"Qui a peur du loup ? c'est pas nous, c'est pas nous !" Mais la presse a un peu plus peur du film de Nicolas Vanier. Un mot semble mettre d'accord les journalistes : "dommage" (Télérama). Dommage pour le "sentimentalisme conventionnel" (Le Figaroscope) qui parasite la beauté du documentaire et de ses protagonistes, les loups. Dommage pour le scénario léger, la "réalisation bien trop sage" (Télérama) et la "postsynchronisation désastreuse" (L'Express). Dommage qu'on n'apprenne "rien sur les Evènes" (Le Monde), ce peuple nomade de Sibérie. Libération a même l'impression "qu’un téléfilm de M6 s’est glissé en douce dans un documentaire sur la nature".

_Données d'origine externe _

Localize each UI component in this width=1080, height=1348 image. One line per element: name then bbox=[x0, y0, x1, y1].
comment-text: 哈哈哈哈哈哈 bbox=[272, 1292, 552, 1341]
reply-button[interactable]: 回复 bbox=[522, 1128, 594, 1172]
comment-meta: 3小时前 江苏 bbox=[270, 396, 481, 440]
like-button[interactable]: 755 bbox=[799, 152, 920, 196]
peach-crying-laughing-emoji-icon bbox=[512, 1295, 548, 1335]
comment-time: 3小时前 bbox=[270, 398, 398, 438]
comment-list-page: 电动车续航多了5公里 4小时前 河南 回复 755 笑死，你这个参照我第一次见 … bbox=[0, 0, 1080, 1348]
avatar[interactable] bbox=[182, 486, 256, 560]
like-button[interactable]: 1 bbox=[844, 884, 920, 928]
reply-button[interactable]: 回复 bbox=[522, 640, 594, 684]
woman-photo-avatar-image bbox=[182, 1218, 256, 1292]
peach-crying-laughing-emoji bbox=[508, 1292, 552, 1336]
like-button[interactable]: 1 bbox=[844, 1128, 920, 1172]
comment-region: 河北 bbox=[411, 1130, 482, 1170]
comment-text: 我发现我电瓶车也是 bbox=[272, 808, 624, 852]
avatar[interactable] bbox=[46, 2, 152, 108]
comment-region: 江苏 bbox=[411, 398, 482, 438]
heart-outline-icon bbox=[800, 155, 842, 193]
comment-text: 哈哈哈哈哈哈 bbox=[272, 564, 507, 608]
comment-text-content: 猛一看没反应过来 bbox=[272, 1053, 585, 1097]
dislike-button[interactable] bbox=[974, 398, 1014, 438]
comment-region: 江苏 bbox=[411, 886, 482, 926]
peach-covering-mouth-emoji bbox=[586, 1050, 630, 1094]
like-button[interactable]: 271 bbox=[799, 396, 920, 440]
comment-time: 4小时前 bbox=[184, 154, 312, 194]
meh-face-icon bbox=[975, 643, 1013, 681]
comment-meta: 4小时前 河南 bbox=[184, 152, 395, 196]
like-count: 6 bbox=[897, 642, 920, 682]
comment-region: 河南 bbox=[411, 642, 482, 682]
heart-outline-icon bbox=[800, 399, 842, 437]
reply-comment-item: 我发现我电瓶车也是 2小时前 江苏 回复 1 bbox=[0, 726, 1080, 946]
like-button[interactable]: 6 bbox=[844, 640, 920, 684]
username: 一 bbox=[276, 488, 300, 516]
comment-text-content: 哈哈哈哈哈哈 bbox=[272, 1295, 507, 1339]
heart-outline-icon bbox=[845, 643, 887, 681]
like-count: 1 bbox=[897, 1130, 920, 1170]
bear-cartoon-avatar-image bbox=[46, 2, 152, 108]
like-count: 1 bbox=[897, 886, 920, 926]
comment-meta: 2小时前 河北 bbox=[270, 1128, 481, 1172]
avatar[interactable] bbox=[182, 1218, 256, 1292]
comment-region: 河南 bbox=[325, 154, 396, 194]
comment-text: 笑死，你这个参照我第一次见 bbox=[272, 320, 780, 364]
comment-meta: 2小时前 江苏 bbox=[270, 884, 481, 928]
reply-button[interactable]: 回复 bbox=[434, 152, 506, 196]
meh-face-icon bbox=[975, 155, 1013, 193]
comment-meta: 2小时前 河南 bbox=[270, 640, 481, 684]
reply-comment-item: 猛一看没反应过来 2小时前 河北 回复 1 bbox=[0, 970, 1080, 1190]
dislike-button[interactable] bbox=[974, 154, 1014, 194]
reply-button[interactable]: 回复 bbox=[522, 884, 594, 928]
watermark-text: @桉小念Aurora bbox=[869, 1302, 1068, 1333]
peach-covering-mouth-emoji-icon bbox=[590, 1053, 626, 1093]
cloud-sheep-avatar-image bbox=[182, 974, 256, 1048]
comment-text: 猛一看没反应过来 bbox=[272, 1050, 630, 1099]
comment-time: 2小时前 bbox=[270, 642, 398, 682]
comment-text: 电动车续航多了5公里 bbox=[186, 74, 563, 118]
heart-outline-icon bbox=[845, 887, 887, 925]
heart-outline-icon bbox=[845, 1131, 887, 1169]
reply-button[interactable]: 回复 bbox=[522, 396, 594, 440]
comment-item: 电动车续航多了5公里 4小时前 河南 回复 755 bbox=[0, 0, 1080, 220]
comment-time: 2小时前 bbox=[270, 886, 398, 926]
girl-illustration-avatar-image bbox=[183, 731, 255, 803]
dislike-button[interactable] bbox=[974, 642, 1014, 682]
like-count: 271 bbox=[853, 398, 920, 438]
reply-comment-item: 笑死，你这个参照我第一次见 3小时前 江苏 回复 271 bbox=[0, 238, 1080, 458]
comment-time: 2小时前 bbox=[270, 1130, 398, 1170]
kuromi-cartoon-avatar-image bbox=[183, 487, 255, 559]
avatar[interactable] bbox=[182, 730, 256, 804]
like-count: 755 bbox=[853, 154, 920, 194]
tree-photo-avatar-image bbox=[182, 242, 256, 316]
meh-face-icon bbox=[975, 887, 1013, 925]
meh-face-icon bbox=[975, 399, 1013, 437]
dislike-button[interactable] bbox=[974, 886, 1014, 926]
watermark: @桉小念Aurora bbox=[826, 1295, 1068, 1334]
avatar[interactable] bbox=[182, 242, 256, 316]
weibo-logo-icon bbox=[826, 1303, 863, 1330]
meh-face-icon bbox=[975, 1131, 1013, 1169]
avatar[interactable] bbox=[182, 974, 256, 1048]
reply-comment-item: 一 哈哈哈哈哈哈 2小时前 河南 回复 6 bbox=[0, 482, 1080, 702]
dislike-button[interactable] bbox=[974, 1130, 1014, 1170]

Les internautes ne sont pas du tout du même avis. Face à une telle traversée, ils ressortent "bouleversés" (JOSETTE25) par les "images magnifiques et éblouissantes" (bodhiva). Quelques jours avant les Fêtes, c'est "une leçon de vie" (evelinedebrabant) doublée d'une évocation de l'Amour, traité "avec pudeur et sensibilité" (zamioculcas) qu'offre Vanier aux amateurs de "bouffée d'air pur" (islander).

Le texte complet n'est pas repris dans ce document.